Al fin llegó a la roca donde había expuesto el cuerpo de su padre. Subió arrastrándose, casi sin fuerzas. Se sentó en lo alto para reponerse. Mucho rato después se puso en pie. Miró hacia el tejo. Un halcón estaba posado en lo alto. No cogió la sangre ni los frutos del tejo. No iba a necesitar ayuda. Todo estaba a punto.
Empezó a levantarse muy despacio. Cada movimiento le costaba un esfuerzo doloroso e insoportable, pero lo hacía. A medida que se iba irguiendo parecía recuperar las fuerzas. Por último consiguió ponerse en pie. Elevó el bastón tanto como pudo.

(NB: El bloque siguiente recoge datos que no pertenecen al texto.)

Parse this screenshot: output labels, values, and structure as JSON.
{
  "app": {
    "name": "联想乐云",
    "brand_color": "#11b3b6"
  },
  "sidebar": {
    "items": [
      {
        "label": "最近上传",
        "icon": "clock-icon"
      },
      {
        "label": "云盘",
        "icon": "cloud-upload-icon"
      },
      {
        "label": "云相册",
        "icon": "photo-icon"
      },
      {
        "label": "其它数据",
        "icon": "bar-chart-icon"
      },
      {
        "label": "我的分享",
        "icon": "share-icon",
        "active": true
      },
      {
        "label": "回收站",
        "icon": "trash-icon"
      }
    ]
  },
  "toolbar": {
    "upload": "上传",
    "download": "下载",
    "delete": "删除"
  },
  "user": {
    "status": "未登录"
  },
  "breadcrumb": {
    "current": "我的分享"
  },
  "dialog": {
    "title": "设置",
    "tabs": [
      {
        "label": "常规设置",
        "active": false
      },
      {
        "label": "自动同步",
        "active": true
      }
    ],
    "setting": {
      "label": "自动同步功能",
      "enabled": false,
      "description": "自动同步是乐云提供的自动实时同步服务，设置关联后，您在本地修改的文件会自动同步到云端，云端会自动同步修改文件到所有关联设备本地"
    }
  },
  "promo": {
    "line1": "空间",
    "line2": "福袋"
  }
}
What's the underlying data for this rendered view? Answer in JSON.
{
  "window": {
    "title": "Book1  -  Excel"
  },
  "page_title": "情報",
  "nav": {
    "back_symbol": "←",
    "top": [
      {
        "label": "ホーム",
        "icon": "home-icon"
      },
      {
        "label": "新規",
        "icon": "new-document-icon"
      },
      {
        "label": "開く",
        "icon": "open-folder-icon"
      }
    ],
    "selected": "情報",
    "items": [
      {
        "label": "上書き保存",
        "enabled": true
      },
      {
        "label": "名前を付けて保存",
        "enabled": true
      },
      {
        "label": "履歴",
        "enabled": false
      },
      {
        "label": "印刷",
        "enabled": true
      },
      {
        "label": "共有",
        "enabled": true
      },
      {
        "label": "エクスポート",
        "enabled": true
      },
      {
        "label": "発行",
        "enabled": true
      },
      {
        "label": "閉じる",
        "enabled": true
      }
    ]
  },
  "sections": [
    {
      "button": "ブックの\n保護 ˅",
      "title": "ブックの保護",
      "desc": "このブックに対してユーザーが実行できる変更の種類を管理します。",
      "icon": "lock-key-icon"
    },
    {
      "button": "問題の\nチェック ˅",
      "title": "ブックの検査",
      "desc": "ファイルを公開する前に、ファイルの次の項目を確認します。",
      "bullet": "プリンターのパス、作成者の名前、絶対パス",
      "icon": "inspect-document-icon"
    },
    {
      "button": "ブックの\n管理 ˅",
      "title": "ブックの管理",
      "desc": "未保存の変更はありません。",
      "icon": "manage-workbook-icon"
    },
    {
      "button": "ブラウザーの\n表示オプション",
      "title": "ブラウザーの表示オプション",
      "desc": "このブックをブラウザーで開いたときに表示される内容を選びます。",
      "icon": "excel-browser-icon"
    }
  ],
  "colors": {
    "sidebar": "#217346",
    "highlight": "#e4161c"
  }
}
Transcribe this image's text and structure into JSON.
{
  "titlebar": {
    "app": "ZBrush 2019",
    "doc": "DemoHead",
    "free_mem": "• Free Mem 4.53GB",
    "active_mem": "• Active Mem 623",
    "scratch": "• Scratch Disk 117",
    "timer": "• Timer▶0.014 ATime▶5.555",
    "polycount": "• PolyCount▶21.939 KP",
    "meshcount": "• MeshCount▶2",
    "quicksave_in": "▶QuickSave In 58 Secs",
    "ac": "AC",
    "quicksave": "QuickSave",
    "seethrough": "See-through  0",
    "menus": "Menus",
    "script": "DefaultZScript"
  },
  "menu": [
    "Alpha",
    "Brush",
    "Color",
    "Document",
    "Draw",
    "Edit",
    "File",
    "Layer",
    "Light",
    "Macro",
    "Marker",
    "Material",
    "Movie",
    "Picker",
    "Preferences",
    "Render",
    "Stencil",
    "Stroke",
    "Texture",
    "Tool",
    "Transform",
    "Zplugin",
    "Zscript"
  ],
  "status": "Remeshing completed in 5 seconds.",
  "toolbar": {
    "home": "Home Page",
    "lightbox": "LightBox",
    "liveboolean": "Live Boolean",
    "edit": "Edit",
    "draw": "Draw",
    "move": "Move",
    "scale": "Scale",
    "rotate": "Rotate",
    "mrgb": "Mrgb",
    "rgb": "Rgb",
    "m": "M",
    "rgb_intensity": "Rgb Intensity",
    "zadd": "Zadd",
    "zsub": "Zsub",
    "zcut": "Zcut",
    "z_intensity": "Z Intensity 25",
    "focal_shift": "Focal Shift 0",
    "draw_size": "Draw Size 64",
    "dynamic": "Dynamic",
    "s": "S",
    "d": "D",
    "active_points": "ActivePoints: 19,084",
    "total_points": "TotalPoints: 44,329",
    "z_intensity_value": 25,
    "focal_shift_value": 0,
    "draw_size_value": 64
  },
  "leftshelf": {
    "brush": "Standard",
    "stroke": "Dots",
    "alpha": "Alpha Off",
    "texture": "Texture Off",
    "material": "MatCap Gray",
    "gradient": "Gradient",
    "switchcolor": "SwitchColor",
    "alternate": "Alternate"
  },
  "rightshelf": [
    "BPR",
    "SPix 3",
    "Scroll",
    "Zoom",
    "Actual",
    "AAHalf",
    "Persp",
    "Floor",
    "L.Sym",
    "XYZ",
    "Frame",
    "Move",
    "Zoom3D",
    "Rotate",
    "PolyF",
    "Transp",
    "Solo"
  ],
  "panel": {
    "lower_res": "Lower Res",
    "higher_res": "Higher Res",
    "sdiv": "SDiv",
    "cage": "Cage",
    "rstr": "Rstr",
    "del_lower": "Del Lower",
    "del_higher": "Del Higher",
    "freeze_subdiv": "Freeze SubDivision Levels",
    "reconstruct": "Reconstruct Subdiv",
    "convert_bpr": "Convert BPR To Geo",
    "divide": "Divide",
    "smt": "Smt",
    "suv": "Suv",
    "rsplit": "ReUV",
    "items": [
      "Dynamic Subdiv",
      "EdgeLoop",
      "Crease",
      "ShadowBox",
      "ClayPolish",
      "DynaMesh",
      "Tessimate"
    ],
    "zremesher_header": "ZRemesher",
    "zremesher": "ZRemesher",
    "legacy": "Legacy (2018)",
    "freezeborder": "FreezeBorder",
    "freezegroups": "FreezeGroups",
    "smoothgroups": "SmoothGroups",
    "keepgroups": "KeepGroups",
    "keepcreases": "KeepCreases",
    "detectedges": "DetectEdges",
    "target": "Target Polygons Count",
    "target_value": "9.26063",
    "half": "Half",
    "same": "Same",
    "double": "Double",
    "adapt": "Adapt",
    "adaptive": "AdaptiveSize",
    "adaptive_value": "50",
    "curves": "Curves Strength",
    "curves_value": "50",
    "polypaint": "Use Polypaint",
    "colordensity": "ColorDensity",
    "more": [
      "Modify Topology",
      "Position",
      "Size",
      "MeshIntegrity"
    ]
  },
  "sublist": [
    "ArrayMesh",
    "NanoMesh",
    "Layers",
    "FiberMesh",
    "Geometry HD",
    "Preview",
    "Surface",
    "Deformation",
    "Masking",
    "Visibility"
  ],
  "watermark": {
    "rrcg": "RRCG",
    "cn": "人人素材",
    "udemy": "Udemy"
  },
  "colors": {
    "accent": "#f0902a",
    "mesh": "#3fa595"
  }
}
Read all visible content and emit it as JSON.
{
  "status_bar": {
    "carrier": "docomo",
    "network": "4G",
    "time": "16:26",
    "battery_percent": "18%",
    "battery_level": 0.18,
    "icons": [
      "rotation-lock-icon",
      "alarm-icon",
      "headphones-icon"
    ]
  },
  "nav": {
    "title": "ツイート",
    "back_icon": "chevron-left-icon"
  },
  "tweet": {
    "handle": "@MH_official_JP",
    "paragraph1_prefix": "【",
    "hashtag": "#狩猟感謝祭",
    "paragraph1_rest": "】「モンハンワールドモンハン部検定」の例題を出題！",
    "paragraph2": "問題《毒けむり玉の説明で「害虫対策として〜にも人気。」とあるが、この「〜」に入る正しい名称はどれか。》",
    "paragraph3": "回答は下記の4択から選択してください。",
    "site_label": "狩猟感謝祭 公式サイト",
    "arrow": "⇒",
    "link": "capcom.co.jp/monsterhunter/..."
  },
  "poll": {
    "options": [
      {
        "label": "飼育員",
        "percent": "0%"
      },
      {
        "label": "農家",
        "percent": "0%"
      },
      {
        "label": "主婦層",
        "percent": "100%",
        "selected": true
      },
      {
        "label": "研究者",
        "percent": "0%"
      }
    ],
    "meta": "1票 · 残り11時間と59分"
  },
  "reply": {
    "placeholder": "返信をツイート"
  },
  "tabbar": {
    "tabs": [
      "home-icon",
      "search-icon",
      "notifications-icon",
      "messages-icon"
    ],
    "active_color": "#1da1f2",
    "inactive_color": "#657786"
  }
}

 En la cima de la roca el Gran Brujo levantaba su afilada silueta. Durante unos instantes su imagen inmóvil, se confundió con la roca misma, tal era su quietud. Los brazos en alto sosteniendo el báculo, la cabeza levantada hacia las nubes. Pareció reunir todas sus fuerzas para exhalar con voz tonante el grito.
--¡¡¡Gul!!!
Pareció que ese alarido le despojaba de toda su vitalidad. Como una figura de arena en medio del agua se desmoronó. Cayó muerto sobre la piedra.
En el tejo, el halcón levantó el vuelo perdiéndose en el cielo de la tarde.